Make open_zip print realpath when raising BadZipfile. #4186

Merged
merged 4 commits into from Jan 26, 2017

Conversation

Projects
None yet
3 participants
@mateor
Member

mateor commented Jan 17, 2017

Problem

contextutil.open_zip(fp) is generally called on files under .pants.d, which
increasingly are symlinks.

In the motivating example, a jar was corrupted and could
not be opened by detect_duplicates task. The Exception was:

Exception message: Bad Zipfile
/buildroot/.pants.d/pom-resolve/pom-resolve/syms/org/some/corrupted.jar: File is not a zip file

The corrupted file is really at the realpath, and
neither cleaning nor deleting the symlink will help.
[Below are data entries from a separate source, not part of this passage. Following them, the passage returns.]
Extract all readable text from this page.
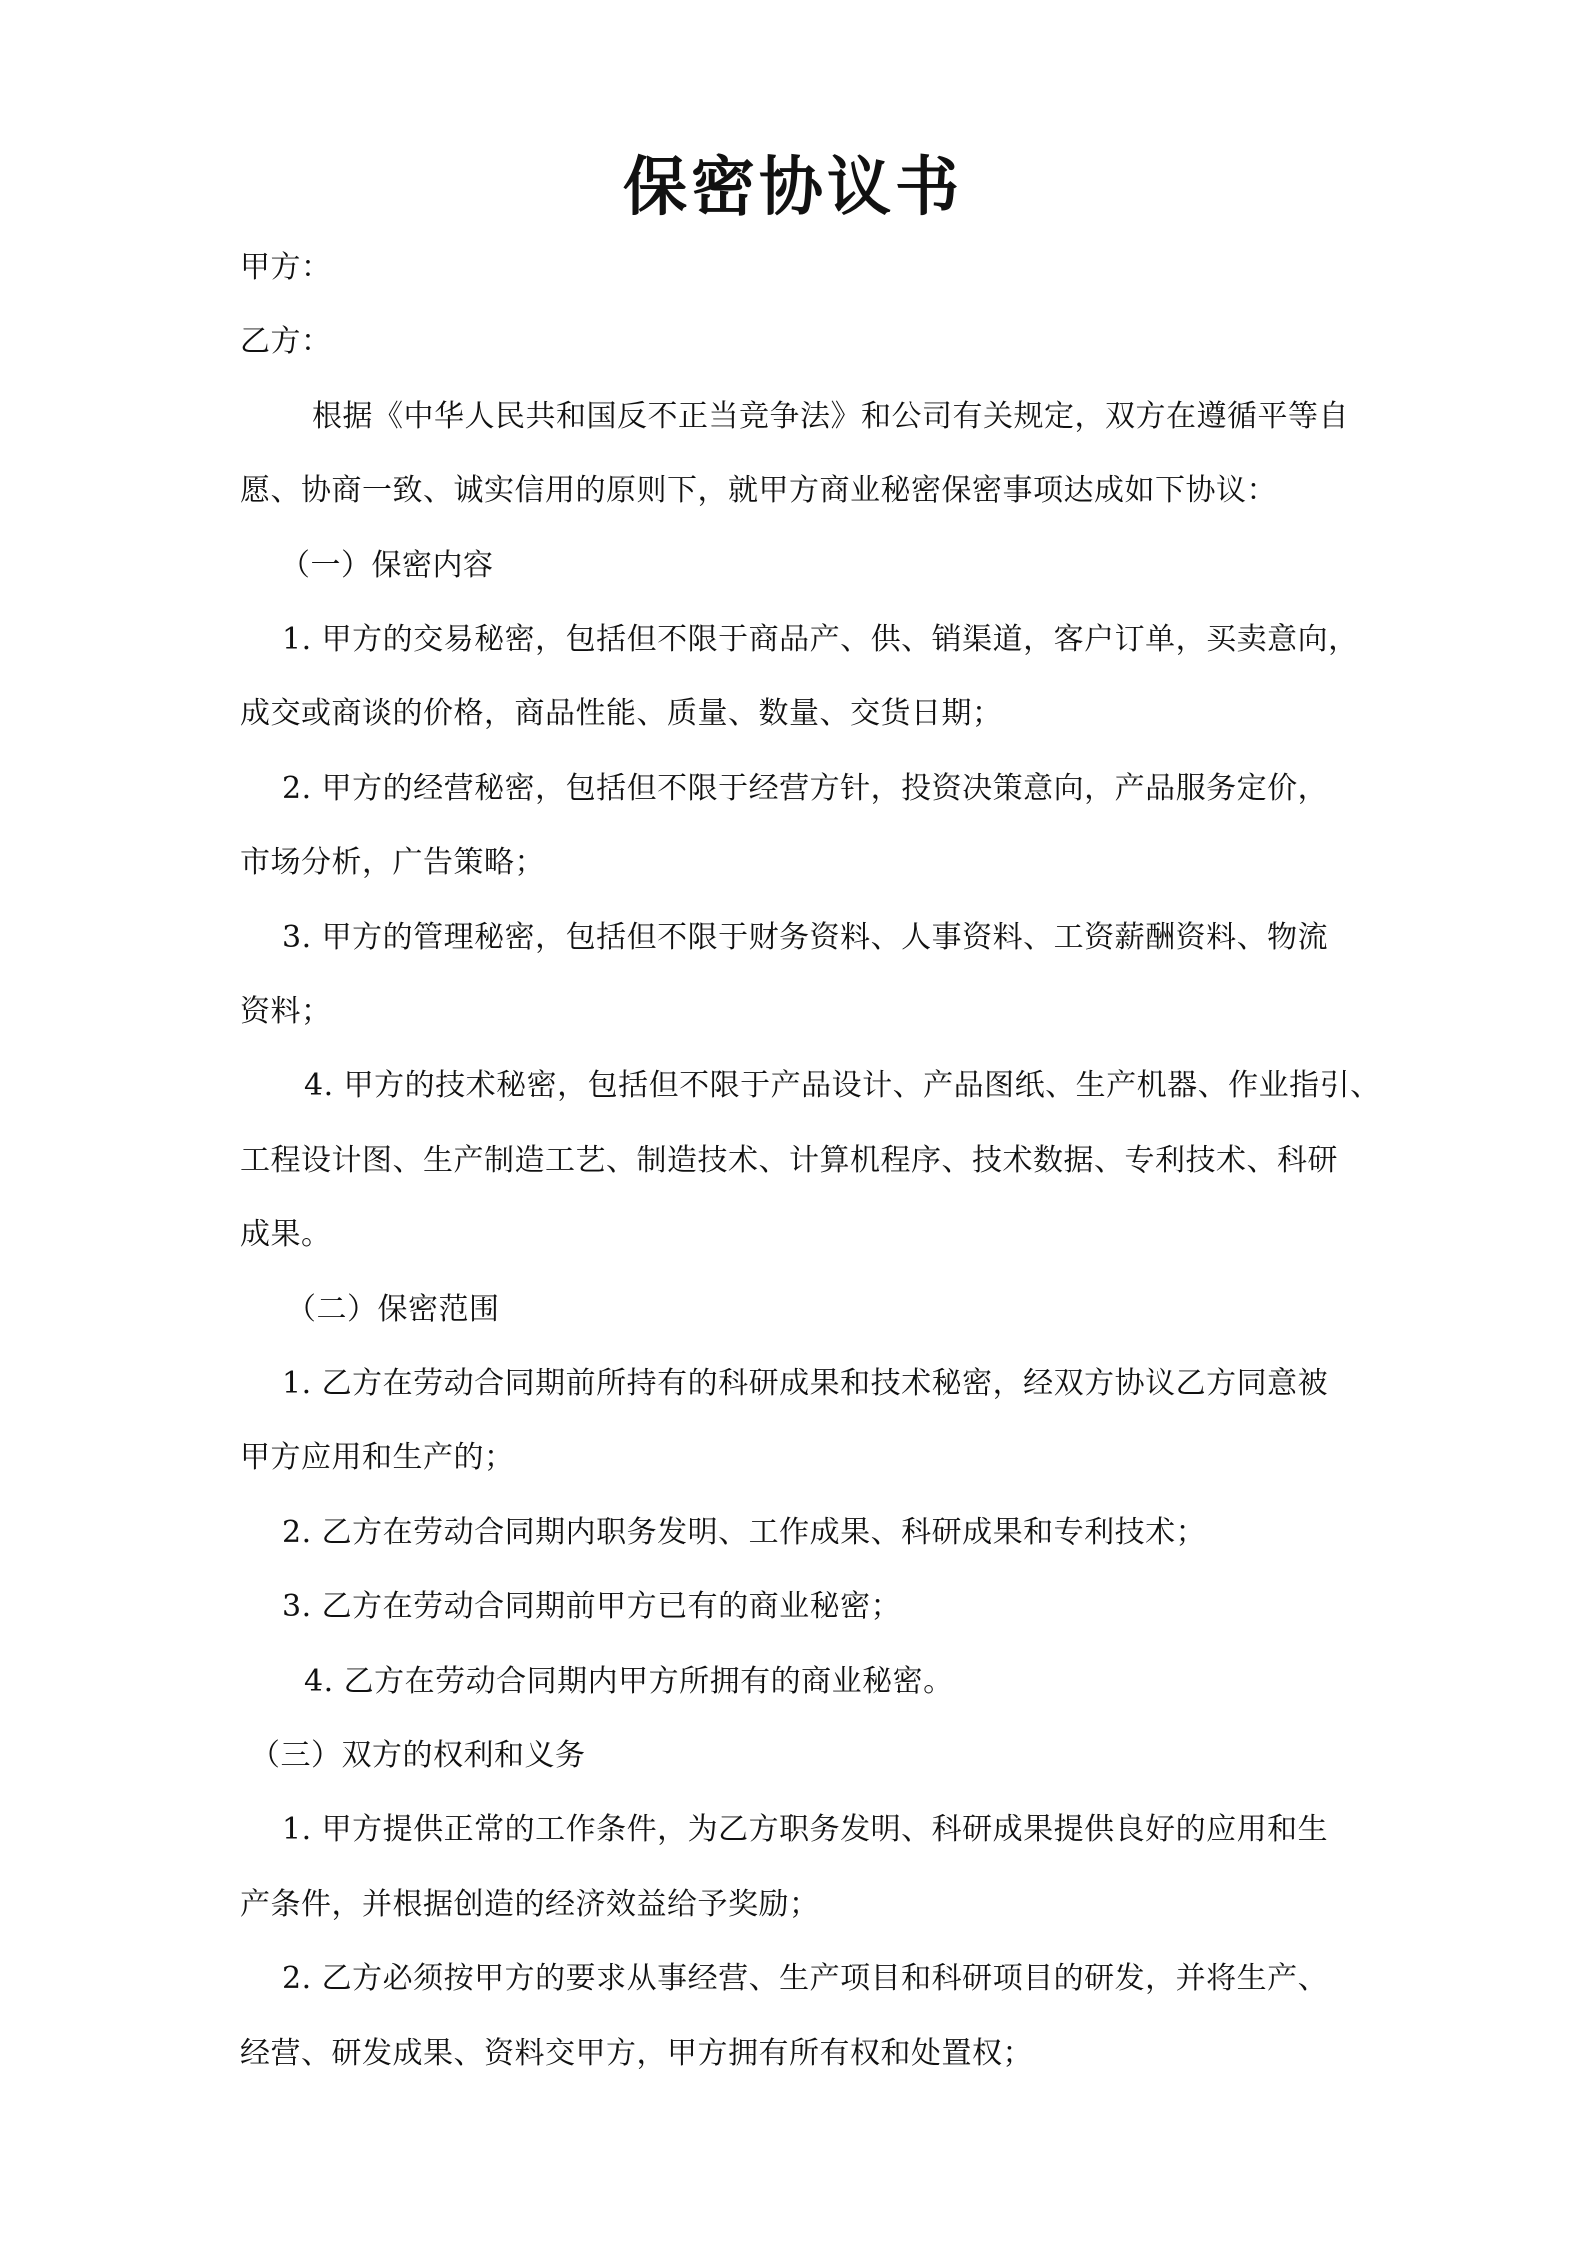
保密协议书
甲方：
乙方：
根据《中华人民共和国反不正当竞争法》和公司有关规定，双方在遵循平等自
愿、协商一致、诚实信用的原则下，就甲方商业秘密保密事项达成如下协议：
（一）保密内容
1. 甲方的交易秘密，包括但不限于商品产、供、销渠道，客户订单，买卖意向，
成交或商谈的价格，商品性能、质量、数量、交货日期；
2. 甲方的经营秘密，包括但不限于经营方针，投资决策意向，产品服务定价，
市场分析，广告策略；
3. 甲方的管理秘密，包括但不限于财务资料、人事资料、工资薪酬资料、物流
资料；
4. 甲方的技术秘密，包括但不限于产品设计、产品图纸、生产机器、作业指引、
工程设计图、生产制造工艺、制造技术、计算机程序、技术数据、专利技术、科研
成果。
（二）保密范围
1. 乙方在劳动合同期前所持有的科研成果和技术秘密，经双方协议乙方同意被
甲方应用和生产的；
2. 乙方在劳动合同期内职务发明、工作成果、科研成果和专利技术；
3. 乙方在劳动合同期前甲方已有的商业秘密；
4. 乙方在劳动合同期内甲方所拥有的商业秘密。
（三）双方的权利和义务
1. 甲方提供正常的工作条件，为乙方职务发明、科研成果提供良好的应用和生
产条件，并根据创造的经济效益给予奖励；
2. 乙方必须按甲方的要求从事经营、生产项目和科研项目的研发，并将生产、
经营、研发成果、资料交甲方，甲方拥有所有权和处置权；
Also, it turns out that zipfile does not filter for falsey values
but instead bubbles up an AttributeError that is tough to traceback:

        # Determine file size
>       fpin.seek(0, 2)
E       AttributeError: 'NoneType' object has no attribute 'seek'

Solution

  • Check if open_zip is passed a falsey value, and return a custom subclass of
    zipfile.BadZipfile created for that circumstance
  • Provide the realpath of files that cause zipfile.BadZipfile to bubble up.

Result

  • If passed a falsey file path:
        if not path_or_file:
>       raise InvalidZipPath('{} is not a valid zip location'.format(path_or_file))
E       InvalidZipPath: Invalid zip location: None
  • If passed a symlink to a corrupted archive:

It used to be:

    Exception message: Bad Zipfile
    /buildroot/.pants.d/pom-resolve/pom-resolve/syms/org/some/corrupted.jar: File is not a zip file

And now it says

    Exception message: Bad Zipfile
    ~/.m2/repository/org/some/corrupted.jar: File is not a zip file
Make open_zip print realpath when raising BadZipfile.
open_zip is used to unzip jars, but is usually called
on files under .pants.d, which increasingly are symlinks.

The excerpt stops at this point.